I'm new here. I stumbled on this forum in my search for information on how to realize a mediated database, i.e. a virtual database, that holds no data but can be queried, and in turn it queries a range of existing databases. This should be a fairly interesting thing to do if you'd like to integrate existing databases I imagine, and I'm sure it's quite common, e.g. when companies merge.
However, I've haven't had much success in finding either books or guides on how to do this. What I've found are scientific articles on mediated databases using methods called Global-As-View and Local-As-View, which I've familiarised myself with. The problem is that they all deal with database integration on a theoretical level, usually described in terms of Datalog language.
I'd like to run some tests but don't know how to begin implementing the theories of the above mentioned methods, and so I'm wondering if someone could point me to information about practicalities in relation to implementation of such methods, be they books, articles or any other material.
I should mention that I'm looking for implementation information within the realm of SQL DBMS.
Last edited by seron; 11-25-09 at 08:22.
Reason: added info about SQL
I am not familiar with the term mediated virtual database, but have done what you describe using a database that contains nothing but views to other databases. In SQL-Server you define a set of linked servers (connections to the other servers and databases) then build a view that selects from the linked servers. If the databases are all on the same server it is even easier, you just define views that reference the databases and tables directly.
This functionality is usually implemented by (and is better suited to) a data warehouse.
The creature you are describing makes the application subject to all the vagaries of each different database engine, application, security settings, etc.
There is most likely a good reason you cannot find much reference material on the subject.
If it's not practically useful, then it's practically useless.
@MarkATrombley: Is it the case that you create views based which relations are available in each materialized database, and if multiple databases can answer the same query posed to the view-only, i.e. virtual, database, the view queries each relevant source and integrate their answer into the view answer? If you later want to add another materialized database that might contribute with the same type of information, would you have to adjust your view to query also the new database?
@blindman: What I'm looking for are methods to integrate databases, where queries to the integrated database are propagated to the source databases momentarily. As I understand, a Data Warhouse is something that is updated periodically. It is therefore not applicable, although methods pertaining to gathering and transforming may be.
Yes, if the requirement is to retrieve something like part information from multiple databases I would create a view that was three select statements unioned together, or use one database as the driver and do joins to the other databases.
When response time is an issue I have also gone the more datawarehouse type route, created an scheduled job that creates local copies of the relevant tables from the various databases then my view selects from them. I didn't mention this before since you specified tableless, but it does make the data available when one of the systems is slow or unavailable for some reason.
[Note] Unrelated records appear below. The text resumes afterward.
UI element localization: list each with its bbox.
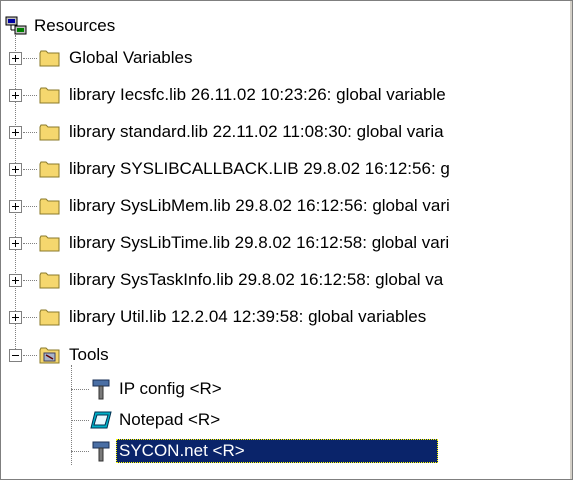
notepad-icon xyxy=(90,411,112,429)
hammer-icon xyxy=(92,441,110,462)
tree-item-label: library standard.lib 22.11.02 11:08:30: … xyxy=(69,122,444,141)
tree-branch xyxy=(23,280,37,281)
tree-branch-tools xyxy=(23,355,37,356)
tree-item-label: Tools xyxy=(69,345,109,364)
tree-item-label: library SysTaskInfo.lib 29.8.02 16:12:58… xyxy=(69,270,444,289)
tree-item-label: library Util.lib 12.2.04 12:39:58: globa… xyxy=(69,307,427,326)
tree-branch xyxy=(23,243,37,244)
expand-toggle[interactable] xyxy=(9,274,22,287)
folder-icon xyxy=(39,161,60,178)
expand-toggle[interactable] xyxy=(9,89,22,102)
tree-item-folder[interactable]: library Iecsfc.lib 26.11.02 10:23:26: gl… xyxy=(1,80,449,110)
tree-item-label: library Iecsfc.lib 26.11.02 10:23:26: gl… xyxy=(69,85,446,104)
folder-icon xyxy=(39,272,60,289)
folder-icon xyxy=(39,124,60,141)
resources-icon xyxy=(5,16,27,35)
tree-item-label: library SysLibMem.lib 29.8.02 16:12:56: … xyxy=(69,196,450,215)
hammer-icon xyxy=(92,379,110,400)
tree-item-folder[interactable]: library SYSLIBCALLBACK.LIB 29.8.02 16:12… xyxy=(1,154,453,184)
expand-toggle[interactable] xyxy=(9,237,22,250)
folder-icon xyxy=(39,198,60,215)
folder-icon xyxy=(39,309,60,326)
expand-toggle[interactable] xyxy=(9,311,22,324)
tree-item-folder[interactable]: library SysTaskInfo.lib 29.8.02 16:12:58… xyxy=(1,265,446,295)
collapse-toggle[interactable] xyxy=(9,349,22,362)
folder-icon xyxy=(39,235,60,252)
folder-icon xyxy=(39,50,60,67)
tree-item-folder[interactable]: library SysLibTime.lib 29.8.02 16:12:58:… xyxy=(1,228,452,258)
tree-item-label: Global Variables xyxy=(69,48,193,67)
tree-item-notepad[interactable]: Notepad <R> xyxy=(1,405,223,435)
resource-tree: Resources Global Variables library Iecsfc… xyxy=(0,0,573,480)
tree-item-label: IP config <R> xyxy=(119,379,222,398)
tree-item-label: SYCON.net <R> xyxy=(116,439,438,463)
tree-item-folder[interactable]: library standard.lib 22.11.02 11:08:30: … xyxy=(1,117,447,147)
tree-item-label: Resources xyxy=(34,16,116,35)
folder-icon xyxy=(39,87,60,104)
tree-item-ip-config[interactable]: IP config <R> xyxy=(1,374,225,404)
tree-branch xyxy=(23,206,37,207)
tree-branch xyxy=(23,169,37,170)
expand-toggle[interactable] xyxy=(9,163,22,176)
tree-item-resources[interactable]: Resources xyxy=(1,11,118,41)
tree-branch xyxy=(23,58,37,59)
expand-toggle[interactable] xyxy=(9,200,22,213)
tree-item-label: library SysLibTime.lib 29.8.02 16:12:58:… xyxy=(69,233,450,252)
tree-item-label: library SYSLIBCALLBACK.LIB 29.8.02 16:12… xyxy=(69,159,450,178)
tree-item-folder[interactable]: library SysLibMem.lib 29.8.02 16:12:56: … xyxy=(1,191,453,221)
tree-branch xyxy=(23,132,37,133)
tree-branch xyxy=(23,95,37,96)
tree-item-label: Notepad <R> xyxy=(119,410,221,429)
tree-item-folder[interactable]: Global Variables xyxy=(1,43,195,73)
expand-toggle[interactable] xyxy=(9,52,22,65)
tree-item-folder[interactable]: library Util.lib 12.2.04 12:39:58: globa… xyxy=(1,302,429,332)
tree-branch xyxy=(23,317,37,318)
expand-toggle[interactable] xyxy=(9,126,22,139)
tree-item-sycon-net[interactable]: SYCON.net <R> xyxy=(1,436,438,466)
tree-item-tools[interactable]: Tools xyxy=(1,340,112,370)
tools-folder-icon xyxy=(39,347,60,364)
Mashups offer a way to do what you want, and people will want to subscribe to the sources of data.
Thinking along those lines, you might also find it interesting to look at these Data Models on my Database Answers Web Site on a few related Topics :-
1) Mashups - Enterprise Data Mashups Data Model
Years back I produced a web based reporting system that ran on Sybase initially but would call reporting stored procs on a whole bunch of other database servers (SQL Server, Sybase and Oracle if I remember correctly). The front end looked the same to the user so they weren't aware they were working on a different db. Each database had the same set of stored procs that could be called and could be controlled via the data supplied - obviously they all produced entirely different types of reporting but always in roughly the same format ie HR reporting for some, trade reporting for others etc. The central Sybase server just contained the info on how to connect to the other servers and what systems each user could access. A fair amount of control over the reporting was added so users could have default reports and automated reports as well as the normal ad hoc reporting with drill downs etc. It worked quite well and produced around 6000 reports per day and it didn't need any looking after except when introducing a new system into the reporting system.